Friday, June 08, 2007

Poisonwood

Have returned from outdoor pursuits. It's the best part of my job, going away and having great craic with the kids rather than just being their teacher.

The time spent sitting in the corridor trying to get them to go to sleep enabled me to finish 'The Poisonwood Bible'- probably the best novel I have ever read (Douglas Coupland notwithstanding).

It is the story of an firebrand evangelical Baptist minister's who takes his family to the Congo in the late 1950s, entwining their fate with that of the country during three turbulent decades. His determination to convert the natives of the Congo to Christianity is doomed by his self-righteousness and lack of cultural understanding.

It is a fictional account set during actual events in the Congo.

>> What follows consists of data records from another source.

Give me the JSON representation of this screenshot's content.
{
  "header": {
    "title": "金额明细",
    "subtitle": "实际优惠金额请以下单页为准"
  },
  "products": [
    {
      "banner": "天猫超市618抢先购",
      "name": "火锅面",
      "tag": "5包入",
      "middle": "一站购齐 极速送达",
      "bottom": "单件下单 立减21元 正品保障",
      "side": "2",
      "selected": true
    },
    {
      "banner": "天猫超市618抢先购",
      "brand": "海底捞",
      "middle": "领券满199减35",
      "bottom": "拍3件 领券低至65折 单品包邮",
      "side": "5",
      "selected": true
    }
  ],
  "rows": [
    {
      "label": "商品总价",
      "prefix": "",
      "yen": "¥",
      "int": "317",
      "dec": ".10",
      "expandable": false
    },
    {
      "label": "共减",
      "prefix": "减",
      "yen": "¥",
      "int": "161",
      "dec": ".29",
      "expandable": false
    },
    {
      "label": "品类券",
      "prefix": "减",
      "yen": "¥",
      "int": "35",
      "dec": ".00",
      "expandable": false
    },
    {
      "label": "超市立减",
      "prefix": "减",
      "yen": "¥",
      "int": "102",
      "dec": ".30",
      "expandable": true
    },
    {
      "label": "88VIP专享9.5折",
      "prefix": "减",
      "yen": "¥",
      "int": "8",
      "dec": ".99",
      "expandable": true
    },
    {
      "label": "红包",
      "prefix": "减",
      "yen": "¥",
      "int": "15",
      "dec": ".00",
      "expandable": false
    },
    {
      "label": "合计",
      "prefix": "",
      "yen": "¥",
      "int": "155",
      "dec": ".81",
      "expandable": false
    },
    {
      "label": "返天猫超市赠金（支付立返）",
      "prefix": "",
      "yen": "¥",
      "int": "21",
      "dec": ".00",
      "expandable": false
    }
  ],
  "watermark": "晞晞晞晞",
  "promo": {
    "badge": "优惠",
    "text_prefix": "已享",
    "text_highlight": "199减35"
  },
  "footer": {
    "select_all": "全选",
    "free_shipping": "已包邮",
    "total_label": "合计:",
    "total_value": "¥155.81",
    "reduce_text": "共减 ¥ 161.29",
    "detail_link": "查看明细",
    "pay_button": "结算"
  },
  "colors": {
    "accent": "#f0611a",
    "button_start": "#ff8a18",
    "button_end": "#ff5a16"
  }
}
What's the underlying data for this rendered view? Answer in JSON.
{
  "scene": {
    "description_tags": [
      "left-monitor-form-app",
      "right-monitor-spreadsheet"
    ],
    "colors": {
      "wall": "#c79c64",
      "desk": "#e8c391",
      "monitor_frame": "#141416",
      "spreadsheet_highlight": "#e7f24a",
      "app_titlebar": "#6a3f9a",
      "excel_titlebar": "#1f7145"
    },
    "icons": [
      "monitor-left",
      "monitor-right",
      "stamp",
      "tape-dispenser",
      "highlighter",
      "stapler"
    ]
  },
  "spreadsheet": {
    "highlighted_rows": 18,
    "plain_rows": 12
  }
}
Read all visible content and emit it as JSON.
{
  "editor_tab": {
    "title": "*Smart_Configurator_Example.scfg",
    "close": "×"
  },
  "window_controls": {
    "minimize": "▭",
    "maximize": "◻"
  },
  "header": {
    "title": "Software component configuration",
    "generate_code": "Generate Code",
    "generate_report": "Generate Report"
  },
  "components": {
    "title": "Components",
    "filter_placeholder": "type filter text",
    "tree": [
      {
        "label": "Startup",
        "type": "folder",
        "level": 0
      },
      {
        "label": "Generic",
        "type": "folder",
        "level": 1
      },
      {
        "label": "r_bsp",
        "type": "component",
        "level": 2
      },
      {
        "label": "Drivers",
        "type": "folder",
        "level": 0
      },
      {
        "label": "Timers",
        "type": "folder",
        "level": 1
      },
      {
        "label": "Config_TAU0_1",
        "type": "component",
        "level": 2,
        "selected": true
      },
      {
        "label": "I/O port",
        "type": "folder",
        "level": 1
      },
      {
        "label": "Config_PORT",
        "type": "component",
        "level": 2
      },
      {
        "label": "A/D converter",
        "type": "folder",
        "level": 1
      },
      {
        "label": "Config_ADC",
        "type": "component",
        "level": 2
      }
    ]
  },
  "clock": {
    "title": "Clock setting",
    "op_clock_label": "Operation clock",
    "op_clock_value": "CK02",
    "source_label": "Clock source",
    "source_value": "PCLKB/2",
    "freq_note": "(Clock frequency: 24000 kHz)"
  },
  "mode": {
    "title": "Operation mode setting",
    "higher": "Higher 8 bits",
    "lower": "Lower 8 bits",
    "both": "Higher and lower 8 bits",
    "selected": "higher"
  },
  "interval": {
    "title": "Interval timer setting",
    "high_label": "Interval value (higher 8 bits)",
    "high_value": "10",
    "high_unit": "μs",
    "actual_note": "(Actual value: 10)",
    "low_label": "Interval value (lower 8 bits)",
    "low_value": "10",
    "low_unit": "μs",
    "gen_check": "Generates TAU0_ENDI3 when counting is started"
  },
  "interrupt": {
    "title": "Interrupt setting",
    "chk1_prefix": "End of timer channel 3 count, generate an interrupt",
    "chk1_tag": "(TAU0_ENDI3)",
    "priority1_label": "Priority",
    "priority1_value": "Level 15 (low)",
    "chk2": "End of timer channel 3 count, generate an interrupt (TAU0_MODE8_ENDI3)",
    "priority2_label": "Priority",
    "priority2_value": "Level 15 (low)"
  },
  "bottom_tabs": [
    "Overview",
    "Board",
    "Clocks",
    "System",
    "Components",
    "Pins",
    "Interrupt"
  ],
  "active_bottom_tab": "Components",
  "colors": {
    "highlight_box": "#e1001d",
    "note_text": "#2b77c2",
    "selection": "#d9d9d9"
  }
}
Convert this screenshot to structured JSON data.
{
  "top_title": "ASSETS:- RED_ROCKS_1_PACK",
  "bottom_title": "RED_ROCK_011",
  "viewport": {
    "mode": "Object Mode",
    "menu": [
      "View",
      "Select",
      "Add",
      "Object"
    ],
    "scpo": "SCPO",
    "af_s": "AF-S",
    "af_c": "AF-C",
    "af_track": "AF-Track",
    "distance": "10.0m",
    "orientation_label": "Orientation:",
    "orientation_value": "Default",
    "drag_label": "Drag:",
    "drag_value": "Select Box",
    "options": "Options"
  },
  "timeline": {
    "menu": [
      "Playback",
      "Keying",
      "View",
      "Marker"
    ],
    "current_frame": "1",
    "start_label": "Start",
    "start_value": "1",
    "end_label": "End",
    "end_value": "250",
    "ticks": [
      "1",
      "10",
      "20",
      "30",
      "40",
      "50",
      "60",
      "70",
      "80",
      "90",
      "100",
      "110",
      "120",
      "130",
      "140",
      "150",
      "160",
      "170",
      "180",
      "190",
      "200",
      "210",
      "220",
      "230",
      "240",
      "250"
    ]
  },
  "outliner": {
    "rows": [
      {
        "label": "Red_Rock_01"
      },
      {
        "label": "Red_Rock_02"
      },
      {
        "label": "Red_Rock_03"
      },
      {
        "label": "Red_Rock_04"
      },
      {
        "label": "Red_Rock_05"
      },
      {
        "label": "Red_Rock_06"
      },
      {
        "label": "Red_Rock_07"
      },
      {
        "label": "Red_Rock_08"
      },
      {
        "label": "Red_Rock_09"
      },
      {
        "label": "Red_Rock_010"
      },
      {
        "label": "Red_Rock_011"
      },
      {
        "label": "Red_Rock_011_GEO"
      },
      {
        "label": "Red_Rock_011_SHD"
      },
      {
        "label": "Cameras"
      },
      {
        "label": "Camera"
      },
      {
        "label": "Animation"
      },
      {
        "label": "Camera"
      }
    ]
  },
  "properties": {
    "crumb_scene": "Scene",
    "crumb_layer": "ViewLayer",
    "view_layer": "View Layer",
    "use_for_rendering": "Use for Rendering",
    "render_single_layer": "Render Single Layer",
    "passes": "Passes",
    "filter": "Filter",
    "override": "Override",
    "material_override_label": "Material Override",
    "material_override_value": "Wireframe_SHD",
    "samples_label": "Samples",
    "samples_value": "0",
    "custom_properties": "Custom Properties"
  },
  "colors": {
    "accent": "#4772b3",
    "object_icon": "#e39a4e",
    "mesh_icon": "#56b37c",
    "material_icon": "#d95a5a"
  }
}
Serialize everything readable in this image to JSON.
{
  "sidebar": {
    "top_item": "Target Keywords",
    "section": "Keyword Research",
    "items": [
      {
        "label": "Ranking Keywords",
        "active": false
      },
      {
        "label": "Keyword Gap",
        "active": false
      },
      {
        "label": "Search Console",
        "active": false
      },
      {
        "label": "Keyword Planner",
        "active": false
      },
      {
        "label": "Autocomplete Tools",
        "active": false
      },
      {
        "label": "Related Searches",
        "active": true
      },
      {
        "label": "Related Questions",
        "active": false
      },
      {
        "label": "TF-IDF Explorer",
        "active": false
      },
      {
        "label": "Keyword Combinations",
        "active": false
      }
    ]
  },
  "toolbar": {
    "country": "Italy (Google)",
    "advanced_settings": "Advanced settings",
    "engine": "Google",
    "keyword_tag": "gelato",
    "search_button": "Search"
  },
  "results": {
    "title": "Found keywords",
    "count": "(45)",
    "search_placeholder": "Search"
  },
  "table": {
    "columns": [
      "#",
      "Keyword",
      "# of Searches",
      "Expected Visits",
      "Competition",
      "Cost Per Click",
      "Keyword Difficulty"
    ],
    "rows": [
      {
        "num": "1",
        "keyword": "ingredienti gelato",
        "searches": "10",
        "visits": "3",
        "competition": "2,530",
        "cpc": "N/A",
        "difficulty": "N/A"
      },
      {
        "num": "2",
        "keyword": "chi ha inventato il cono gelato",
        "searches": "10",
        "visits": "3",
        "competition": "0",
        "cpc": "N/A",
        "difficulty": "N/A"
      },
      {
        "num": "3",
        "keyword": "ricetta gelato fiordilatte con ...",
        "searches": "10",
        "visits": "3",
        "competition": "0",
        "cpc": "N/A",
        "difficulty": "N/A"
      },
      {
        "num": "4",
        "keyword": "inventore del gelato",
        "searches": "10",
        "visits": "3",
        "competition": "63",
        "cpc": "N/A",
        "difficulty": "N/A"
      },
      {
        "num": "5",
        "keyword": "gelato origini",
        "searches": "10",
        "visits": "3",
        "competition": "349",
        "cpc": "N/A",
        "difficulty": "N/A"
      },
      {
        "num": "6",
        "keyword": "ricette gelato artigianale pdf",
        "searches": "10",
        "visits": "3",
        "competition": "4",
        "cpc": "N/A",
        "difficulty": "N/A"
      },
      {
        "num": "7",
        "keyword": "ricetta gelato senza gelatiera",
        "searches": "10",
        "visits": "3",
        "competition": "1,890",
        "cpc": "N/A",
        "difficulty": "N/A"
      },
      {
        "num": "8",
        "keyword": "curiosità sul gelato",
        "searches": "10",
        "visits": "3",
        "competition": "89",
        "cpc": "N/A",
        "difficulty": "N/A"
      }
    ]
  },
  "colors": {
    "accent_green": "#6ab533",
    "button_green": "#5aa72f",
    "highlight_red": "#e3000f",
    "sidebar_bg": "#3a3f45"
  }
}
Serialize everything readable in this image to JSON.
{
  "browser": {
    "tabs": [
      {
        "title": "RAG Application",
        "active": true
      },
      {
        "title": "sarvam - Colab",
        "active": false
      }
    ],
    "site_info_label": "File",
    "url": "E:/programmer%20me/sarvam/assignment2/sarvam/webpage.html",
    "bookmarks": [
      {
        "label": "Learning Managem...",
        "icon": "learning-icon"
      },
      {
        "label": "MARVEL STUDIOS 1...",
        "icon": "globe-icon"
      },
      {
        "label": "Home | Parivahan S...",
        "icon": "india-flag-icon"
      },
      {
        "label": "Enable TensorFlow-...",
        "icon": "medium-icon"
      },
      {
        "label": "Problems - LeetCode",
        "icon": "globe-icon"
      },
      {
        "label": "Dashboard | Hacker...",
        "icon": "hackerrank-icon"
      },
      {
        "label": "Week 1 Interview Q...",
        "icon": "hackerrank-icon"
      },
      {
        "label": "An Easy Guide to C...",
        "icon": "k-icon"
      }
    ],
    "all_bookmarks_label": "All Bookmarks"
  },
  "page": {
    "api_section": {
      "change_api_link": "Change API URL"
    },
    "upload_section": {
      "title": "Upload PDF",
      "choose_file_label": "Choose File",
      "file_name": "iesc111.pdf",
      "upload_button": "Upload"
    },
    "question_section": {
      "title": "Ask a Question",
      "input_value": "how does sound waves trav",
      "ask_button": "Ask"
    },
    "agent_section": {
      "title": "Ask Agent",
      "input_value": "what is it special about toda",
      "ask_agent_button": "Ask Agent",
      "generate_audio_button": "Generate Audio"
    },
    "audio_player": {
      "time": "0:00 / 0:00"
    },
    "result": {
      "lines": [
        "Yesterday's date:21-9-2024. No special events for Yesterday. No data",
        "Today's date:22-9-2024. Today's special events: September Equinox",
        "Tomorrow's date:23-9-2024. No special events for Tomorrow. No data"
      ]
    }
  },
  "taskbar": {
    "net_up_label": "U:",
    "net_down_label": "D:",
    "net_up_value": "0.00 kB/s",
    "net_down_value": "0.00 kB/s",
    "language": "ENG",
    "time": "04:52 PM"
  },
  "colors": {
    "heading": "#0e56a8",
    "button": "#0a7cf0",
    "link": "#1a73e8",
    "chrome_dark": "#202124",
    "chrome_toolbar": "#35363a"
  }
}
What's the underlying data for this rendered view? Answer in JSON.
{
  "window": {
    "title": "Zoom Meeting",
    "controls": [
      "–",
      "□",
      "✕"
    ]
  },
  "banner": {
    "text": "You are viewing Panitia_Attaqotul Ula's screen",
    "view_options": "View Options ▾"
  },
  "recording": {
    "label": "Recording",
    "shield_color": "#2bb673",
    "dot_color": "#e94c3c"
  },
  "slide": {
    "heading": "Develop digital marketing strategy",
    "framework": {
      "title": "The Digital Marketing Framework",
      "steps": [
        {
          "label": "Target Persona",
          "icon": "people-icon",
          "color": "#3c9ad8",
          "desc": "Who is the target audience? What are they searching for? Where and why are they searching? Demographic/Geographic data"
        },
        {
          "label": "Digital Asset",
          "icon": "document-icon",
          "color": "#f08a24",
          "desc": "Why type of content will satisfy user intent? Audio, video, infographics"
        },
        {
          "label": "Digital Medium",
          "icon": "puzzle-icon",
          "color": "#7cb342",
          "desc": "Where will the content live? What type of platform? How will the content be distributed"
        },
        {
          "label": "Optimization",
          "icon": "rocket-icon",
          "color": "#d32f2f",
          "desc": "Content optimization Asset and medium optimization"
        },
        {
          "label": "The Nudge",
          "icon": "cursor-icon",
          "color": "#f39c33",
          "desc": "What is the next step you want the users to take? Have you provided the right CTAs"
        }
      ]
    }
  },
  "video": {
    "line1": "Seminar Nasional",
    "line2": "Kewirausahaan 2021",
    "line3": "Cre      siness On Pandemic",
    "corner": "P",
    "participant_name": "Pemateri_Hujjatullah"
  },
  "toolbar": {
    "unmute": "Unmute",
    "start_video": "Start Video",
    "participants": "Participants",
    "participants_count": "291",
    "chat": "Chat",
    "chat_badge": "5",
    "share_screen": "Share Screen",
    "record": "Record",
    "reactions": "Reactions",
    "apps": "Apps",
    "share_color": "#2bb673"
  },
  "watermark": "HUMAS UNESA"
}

The language is evocative and beautiful. Every page contains something you could meditate on.

A constant theme seems to be the relationship between America and Africa. America who has taken the African people as slaves, drained her of her riches, taken control of her diamond and copper mines and used ‘aid’ money to bribe her dictators. It educated and angered me to a much greater level.

“If chained is where you have been, your arms will always bear the marks of the shackles. What you have to lose is your own story, your own slant. You’ll look at the scars on your arms and see mere ugliness or you’ll take great care to look away from them and see nothing. Either way, you have no words for the story of where you came from…we are our injuries as much as we are our successes.”


I should have written more about Africa on this blog. I feel a soul-tie with the place and find it hard to write about it without getting angry and ranting and boring everyone.

My younger wiser brother, Davymull, has just started blogging. Check out his thoughts on Somalia.

3 comments:

EF said...

write about africa, jmac. we need your righteous anger and ranting. we need to actually think about what has happened in our safe bubble that makes us not recognise that tthey are someones family as well and are struggling, starving, and dying. why don't we do more (i'm asking myself this as well cause i frustrate moi-meme).

Mimosa said...

Sounds like a good book to read. It's your blog, you can write anything! =)

roast honey said...

sounds good- i had a wee giggle at your description of the book, started looking at it as a teacher, (sad i know) it sounds a bit like a movie trailer, i can imagine the voice over. Keep ranting about Africa-who knows might rant about Tanzania myself.